A j-fet source follower input with following opamp with gain = say 100
so 1Gohm gives a 1V reading, with a less sensitive meter. A diode
limiter would be needed.

Assuming the above arrangement is OK, I can make a probe for measuring
resistance of the membrane coating for ESLs using a pair of coins as
electrodes soldered
to two threaded rods mounted in a piece of clean polycarbonate plastic
so hand effects are eliminated.

If I used 100V dc for the resistance test, the same gear can be used
without fear of meter
overload, or fusing the coating on a membrane easily.

BTW, my Fluke is very vague about R 1ohm, and using a voltage source
and shunt R of
say 10.00ohms would tell me current in 1ohm, and the voltage across the
tested R
is divided by the current and R more accurately found.
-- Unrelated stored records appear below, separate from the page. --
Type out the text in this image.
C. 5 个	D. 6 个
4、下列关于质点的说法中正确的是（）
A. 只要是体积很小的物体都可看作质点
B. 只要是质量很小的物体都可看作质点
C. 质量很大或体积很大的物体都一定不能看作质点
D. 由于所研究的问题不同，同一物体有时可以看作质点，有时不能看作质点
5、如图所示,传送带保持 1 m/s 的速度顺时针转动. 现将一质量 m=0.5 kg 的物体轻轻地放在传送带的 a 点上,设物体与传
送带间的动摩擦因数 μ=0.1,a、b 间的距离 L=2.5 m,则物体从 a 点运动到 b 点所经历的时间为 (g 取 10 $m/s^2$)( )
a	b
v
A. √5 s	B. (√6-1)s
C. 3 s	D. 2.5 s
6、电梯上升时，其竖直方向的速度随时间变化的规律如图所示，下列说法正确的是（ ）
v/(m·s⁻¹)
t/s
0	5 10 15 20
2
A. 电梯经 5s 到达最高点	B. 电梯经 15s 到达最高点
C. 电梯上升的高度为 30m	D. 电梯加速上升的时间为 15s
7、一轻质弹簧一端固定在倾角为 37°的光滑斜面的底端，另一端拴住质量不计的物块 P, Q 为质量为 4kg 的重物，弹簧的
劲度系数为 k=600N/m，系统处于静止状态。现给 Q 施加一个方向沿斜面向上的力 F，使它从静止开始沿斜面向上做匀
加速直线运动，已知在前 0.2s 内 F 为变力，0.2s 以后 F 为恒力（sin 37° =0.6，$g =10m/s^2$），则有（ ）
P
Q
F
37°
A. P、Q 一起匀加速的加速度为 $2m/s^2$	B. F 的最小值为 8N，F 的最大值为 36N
0.01 ohms with 1Amp flow gives 10mV across R, and read as 10V across the
meter.
R = 0.01V / (10V / 10ohms)
0.1 ohms with 1A gives 0.1V, and 10V across the meter
1ohm gives I = 10V / 11ohms = 0.909 A = 9.1 V approx, and 0.91V across
the 1ohm,
so R is calculated at 0.91V / ( 9.1 / 10 ) = 1.0 ohms.

More simply R tested = 10 x VR / Vmeter


My temporary dc bench supply fitted with a 10V regulator should
do the trick without smoke generation.
For low wattage resistors, R shunt on the meter could be 100ohms.

So 0.01ohms gives R = 100 x 0.001V / 10V ohms.

Patrick Turner.